Les troubles de plus en plus fréquents que nous rencontrons sont dus à la négation de ces principes fondamentaux.

Comme "Rome n'est plus dans Rome", parce que nous avons eu le tort de confier le destin du « Cher et Vieux Pays » à des personnages dont les fins sont obscures, nous subissons chaque jour qui passe les affres de la décadence dont la sauvagerie de Montauban puis de Toulouse en sont les derniers avatars.

Si le Pays ne sombre pas dans un « indicible chaos » , c’est parce qu’il existe encore dans nos campagnes, et dans nos villes des éléments sains qui sont attachés à la civilisation française et à ses principes qui existent depuis 2500 ans…

Les ferments de la dislocation de la France sont présents, sous la forme de la ploutocratie qui s’appuie sur le poids grandissant des métèques.
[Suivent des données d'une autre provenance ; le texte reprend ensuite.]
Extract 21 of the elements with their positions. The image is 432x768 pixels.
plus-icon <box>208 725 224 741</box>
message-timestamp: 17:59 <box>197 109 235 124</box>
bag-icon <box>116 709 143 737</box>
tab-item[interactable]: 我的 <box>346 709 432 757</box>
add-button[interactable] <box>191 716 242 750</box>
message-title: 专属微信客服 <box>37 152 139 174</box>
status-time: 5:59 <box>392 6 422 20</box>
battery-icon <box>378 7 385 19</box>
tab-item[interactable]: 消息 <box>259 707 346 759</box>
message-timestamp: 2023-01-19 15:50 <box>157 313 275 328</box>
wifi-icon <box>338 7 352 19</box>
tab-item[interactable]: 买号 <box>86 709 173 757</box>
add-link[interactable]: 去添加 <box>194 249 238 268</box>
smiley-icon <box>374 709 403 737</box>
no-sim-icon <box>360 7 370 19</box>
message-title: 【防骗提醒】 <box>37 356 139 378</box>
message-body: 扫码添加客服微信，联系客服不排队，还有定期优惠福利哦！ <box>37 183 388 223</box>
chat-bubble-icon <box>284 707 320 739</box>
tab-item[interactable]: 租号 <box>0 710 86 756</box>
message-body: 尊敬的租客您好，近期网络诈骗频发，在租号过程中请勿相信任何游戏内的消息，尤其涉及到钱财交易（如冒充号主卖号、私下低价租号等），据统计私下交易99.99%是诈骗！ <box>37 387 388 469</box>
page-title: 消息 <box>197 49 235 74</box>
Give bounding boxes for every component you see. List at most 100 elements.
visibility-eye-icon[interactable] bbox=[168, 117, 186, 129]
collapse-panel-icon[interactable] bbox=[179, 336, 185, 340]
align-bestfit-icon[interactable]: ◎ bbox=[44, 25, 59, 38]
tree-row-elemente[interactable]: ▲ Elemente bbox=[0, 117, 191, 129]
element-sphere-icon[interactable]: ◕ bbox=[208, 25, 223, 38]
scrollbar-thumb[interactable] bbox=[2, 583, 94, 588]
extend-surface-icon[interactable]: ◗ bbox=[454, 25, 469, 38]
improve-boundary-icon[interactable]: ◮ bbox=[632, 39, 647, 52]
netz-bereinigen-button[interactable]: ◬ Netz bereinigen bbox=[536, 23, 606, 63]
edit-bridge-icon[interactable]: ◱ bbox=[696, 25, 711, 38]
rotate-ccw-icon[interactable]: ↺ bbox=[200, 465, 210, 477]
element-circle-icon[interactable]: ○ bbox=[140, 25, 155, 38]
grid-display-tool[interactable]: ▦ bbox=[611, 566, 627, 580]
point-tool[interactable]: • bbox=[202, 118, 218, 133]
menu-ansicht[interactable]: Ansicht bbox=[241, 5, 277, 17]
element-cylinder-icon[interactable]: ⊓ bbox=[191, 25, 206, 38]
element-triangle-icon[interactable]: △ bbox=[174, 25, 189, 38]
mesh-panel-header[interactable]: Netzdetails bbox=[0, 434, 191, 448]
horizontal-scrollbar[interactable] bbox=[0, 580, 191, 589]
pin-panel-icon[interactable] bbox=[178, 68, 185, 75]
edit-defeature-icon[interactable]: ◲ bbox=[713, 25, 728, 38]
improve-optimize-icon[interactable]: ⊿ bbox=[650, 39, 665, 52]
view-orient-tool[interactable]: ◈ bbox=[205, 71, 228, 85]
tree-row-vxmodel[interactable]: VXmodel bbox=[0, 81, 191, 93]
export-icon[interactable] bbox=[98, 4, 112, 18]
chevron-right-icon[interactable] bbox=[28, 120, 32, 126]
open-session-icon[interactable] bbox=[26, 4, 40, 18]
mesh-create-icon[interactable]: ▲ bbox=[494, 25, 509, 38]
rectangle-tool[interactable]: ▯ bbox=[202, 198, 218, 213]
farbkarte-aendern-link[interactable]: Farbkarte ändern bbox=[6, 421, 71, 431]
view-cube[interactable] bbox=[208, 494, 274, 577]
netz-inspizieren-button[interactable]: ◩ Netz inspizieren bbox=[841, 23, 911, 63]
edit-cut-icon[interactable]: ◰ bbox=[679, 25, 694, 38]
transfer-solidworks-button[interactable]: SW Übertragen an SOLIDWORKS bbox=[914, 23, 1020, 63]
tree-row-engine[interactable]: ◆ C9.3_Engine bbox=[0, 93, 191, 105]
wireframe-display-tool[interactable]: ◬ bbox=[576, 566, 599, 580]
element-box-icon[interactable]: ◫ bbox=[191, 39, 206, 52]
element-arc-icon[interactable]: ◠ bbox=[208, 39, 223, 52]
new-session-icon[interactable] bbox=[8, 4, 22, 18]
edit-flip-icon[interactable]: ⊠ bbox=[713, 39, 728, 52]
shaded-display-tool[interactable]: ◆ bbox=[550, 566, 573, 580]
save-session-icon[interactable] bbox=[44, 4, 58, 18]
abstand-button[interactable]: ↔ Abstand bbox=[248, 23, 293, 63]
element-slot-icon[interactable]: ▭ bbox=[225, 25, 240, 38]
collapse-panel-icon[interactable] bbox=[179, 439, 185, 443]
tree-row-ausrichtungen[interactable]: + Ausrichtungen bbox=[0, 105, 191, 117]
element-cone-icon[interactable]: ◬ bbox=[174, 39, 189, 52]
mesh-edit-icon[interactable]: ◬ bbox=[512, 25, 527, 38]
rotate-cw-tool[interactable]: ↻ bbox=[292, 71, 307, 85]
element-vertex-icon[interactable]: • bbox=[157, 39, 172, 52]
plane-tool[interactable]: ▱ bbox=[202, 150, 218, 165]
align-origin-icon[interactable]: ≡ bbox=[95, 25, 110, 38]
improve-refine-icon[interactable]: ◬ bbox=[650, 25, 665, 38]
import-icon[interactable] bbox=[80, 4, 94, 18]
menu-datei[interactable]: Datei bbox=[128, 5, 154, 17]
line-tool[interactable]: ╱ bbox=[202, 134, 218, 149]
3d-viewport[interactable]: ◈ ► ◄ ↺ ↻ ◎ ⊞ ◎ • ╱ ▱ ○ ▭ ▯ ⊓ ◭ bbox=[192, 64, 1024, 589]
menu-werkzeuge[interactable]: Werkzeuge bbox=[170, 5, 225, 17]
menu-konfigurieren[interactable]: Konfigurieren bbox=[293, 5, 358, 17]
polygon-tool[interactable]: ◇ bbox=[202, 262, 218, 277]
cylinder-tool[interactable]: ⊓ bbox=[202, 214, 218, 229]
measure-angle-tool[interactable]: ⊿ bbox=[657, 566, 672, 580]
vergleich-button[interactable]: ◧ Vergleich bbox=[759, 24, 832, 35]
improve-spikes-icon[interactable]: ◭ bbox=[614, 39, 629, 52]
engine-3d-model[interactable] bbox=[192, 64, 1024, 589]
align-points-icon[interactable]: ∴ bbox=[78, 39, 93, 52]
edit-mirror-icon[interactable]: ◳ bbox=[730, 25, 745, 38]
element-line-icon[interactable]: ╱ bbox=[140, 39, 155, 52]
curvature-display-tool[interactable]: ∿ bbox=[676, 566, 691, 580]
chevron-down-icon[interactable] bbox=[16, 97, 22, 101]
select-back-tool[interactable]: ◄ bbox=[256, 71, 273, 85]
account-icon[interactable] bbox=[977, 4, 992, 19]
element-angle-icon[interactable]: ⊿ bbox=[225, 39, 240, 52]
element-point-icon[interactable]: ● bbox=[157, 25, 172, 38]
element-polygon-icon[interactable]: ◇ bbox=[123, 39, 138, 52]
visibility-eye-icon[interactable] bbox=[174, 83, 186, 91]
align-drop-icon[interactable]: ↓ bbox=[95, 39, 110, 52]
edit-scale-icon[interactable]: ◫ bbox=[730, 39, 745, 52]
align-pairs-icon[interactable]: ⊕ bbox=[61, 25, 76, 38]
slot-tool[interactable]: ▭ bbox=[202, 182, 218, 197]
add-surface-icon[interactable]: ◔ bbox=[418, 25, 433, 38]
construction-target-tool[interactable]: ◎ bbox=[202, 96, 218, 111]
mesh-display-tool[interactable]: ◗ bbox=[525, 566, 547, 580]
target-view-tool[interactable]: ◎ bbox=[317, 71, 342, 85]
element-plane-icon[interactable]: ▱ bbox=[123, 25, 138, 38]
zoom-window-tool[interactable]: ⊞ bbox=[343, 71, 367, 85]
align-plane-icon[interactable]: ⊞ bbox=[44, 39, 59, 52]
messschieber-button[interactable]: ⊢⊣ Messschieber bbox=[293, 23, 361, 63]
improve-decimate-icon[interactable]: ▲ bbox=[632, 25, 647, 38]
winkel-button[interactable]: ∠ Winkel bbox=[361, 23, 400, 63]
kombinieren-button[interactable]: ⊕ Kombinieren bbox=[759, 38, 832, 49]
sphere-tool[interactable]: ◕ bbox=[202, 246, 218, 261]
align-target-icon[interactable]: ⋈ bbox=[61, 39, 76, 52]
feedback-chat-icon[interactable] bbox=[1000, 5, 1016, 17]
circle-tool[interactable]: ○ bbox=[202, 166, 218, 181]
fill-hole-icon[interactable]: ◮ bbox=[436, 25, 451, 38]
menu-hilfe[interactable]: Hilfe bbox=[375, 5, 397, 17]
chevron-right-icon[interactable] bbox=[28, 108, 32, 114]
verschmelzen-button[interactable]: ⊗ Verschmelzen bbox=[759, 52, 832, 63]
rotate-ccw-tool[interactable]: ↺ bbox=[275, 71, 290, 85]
C’est ainsi que la République Athénienne est tombée, c’est ainsi que Rome a sombré sous les coups des envahisseurs parce que la Cité n’avait plus ni le courage (« Dis-moi Lakès : « Qu’est ce que le courage ?) , ni les moyens de se défendre, entrant ainsi dans les temps sombres. Mais pour autant ? Tout est-il perdu ?

Ici Radio Kerhostin a dit…

Je reçois le mot "métèque" dans sa signification "Athénienne" compte tenu du contexte dans lequel il est exprimé et non pas sa connotation raciste actuelle.(Dans la Grèce antique, le terme de métèque désigne l'étranger domicilié dans une cité autre que celle dont il est originaire). Il n'y a donc là aucune connotation péjorative, au contraire de son usage contemporain en français, ceci étant écrit pour d'éventuels commentaires relevant l'emploi de ce mot.

"Pour autant..." Non, rien n'est perdu et surtout pas l'espoir !

Padrig a dit…

Oui, vous faites bien de le préciser car avec la perversion de la sémantique telle qu'elle est pratiquée maintenant, on peut s'attendre à des remarques "tordues" de la part de gens très mal intentionnées! (*)

C'est sans doute à cause de la disparition des "Humanités" que cette perversion de la langue que des jours bien sombre s'annoncent. sans doute encore un des méfaits des ploutocrates?

* : ce que j'ai ressenti au travers de "posts" impubliables sur mon propre blog que je suspends pour un moment.

Ici Radio Kerhostin a dit…

Je déplore cette mise en sommeil de @quiberon que j'espère aussi courte que possible.